Todos as semanas é publicada uma lista em que Porto, Lisboa e as aldeias mais portuguesas de Portugal aparecem como um dos melhores destinos do mundo, para consolo do ferido orgulho nacional.

Enquanto uma parte da população se afunda, devagar, abaixo do nível de pobreza, outra parte desce para o baile, e pede só mais uma música à orquestra. De um lado a fome, do outro a festa. O país está exposto à dívida, à austeridade, ao desemprego. O retrato do país, esse, está sobre-exposto: à propaganda, às relações públicas, ao entusiasmo do marketing político.

O Fim das Possibilidades retrata como essa separação é possível ou, aliás, indispensável. A maior parte das personagens desta peça faz fé nas promessas alheias. Não há outra possibilidade. São poucos os que se juntam para contrariar o rumo dos acontecimentos. A maior parte confia que as coisas já estão a melhorar. Deus permite a Satanás que concentre os incapazes noutro lugar, desde que não os extermine à vista de todos, com falsas promessas. Job, ou JB, que antecipa a jogada, opta por se suicidar como último acto de resistência, preferindo manter a dignidade a deixar-se degradar aos poucos até cair na escravidão, mesmo que voluntária.
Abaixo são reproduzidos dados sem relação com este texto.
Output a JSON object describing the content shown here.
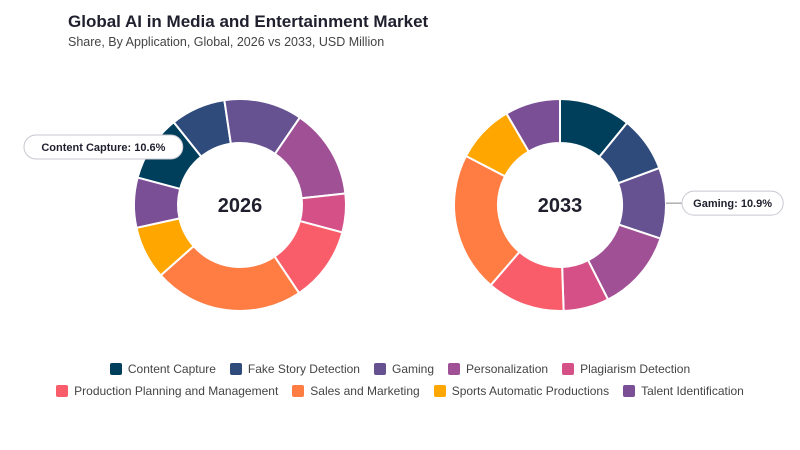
{
  "title": "Global AI in Media and Entertainment Market",
  "subtitle": "Share, By Application, Global, 2026 vs 2033, USD Million",
  "chart_data": {
    "type": "pie",
    "style": "donut",
    "categories": [
      "Content Capture",
      "Fake Story Detection",
      "Gaming",
      "Personalization",
      "Plagiarism Detection",
      "Production Planning and Management",
      "Sales and Marketing",
      "Sports Automatic Productions",
      "Talent Identification"
    ],
    "colors": [
      "#003f5c",
      "#2f4b7c",
      "#665191",
      "#a05195",
      "#d45087",
      "#f95d6a",
      "#ff7c43",
      "#ffa600",
      "#7a4f96"
    ],
    "series": [
      {
        "name": "2026",
        "values": [
          10.6,
          8.8,
          12.5,
          14.4,
          6.2,
          12.0,
          24.0,
          8.5,
          8.0
        ]
      },
      {
        "name": "2033",
        "values": [
          11.0,
          8.5,
          10.9,
          12.5,
          7.0,
          12.0,
          21.5,
          9.0,
          8.5
        ]
      }
    ],
    "callouts": [
      {
        "chart": "2026",
        "text": "Content Capture: 10.6%"
      },
      {
        "chart": "2033",
        "text": "Gaming: 10.9%"
      }
    ],
    "legend": "bottom"
  }
}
Sarrazac põe o dedo na ferida quando retrata o desempregado como um morto-vivo, e a maior parte das pessoas, palpito eu, não poderá deixar de se identificar com a estratégia de resistência, agressivo-passiva, que JB adota, entre uma e outra golada de whisky, e mais um copinho de vinho, para passar a perna ao destino.
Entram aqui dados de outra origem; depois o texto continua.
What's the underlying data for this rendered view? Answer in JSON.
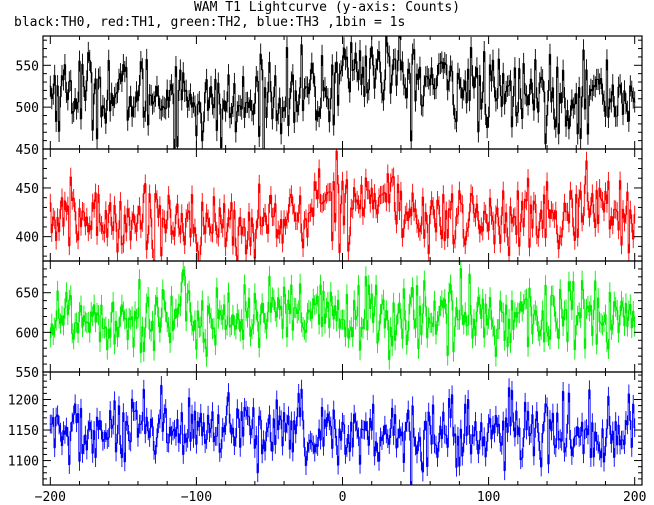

A urgência artística, cultural e política deste espectáculo torna-o um destino obrigatório, este sim, para os espectadores de teatro. Não é que esses aspectos caucionem a criação teatral. É que o espectáculo — além de excelente nas suas diversas componentes, da luz ao som, passando pela cenografia e pelos figurinos, sem esquecer as actuações individuais e em conjunto — tem esse alcance. A peça é riquíssima e a encenação não lhe fica atrás, ambas revelando domínio da tradição, por um lado, e exploração do que há-de ser, por outro. A familiaridade súbita com as figuras, a acção, as metáforas e a estrutura da peça fazem com que Jean-Pierre Sarrazac se revele, passe o exagero, um verdadeiro autor português de expressão francesa.

Levar à cena esta peça é falar de corda em casa de enforcado. Os artistas têm sido uma das classes mais castigadas pela doutrina do capitalismo dos últimos dias, por um lado, e têm servido inúmeras vezes de flor na lapela dos oficiantes desse culto.

O Fim das Possibilidades apresenta-se em estreia mundial, no Teatro Nacional de São João, membro da União dos Teatros da Europa, fazendo prova do seu lugar no conjunto dos teatros europeus. O lugar na lista dos melhores destinos é mais do que merecido.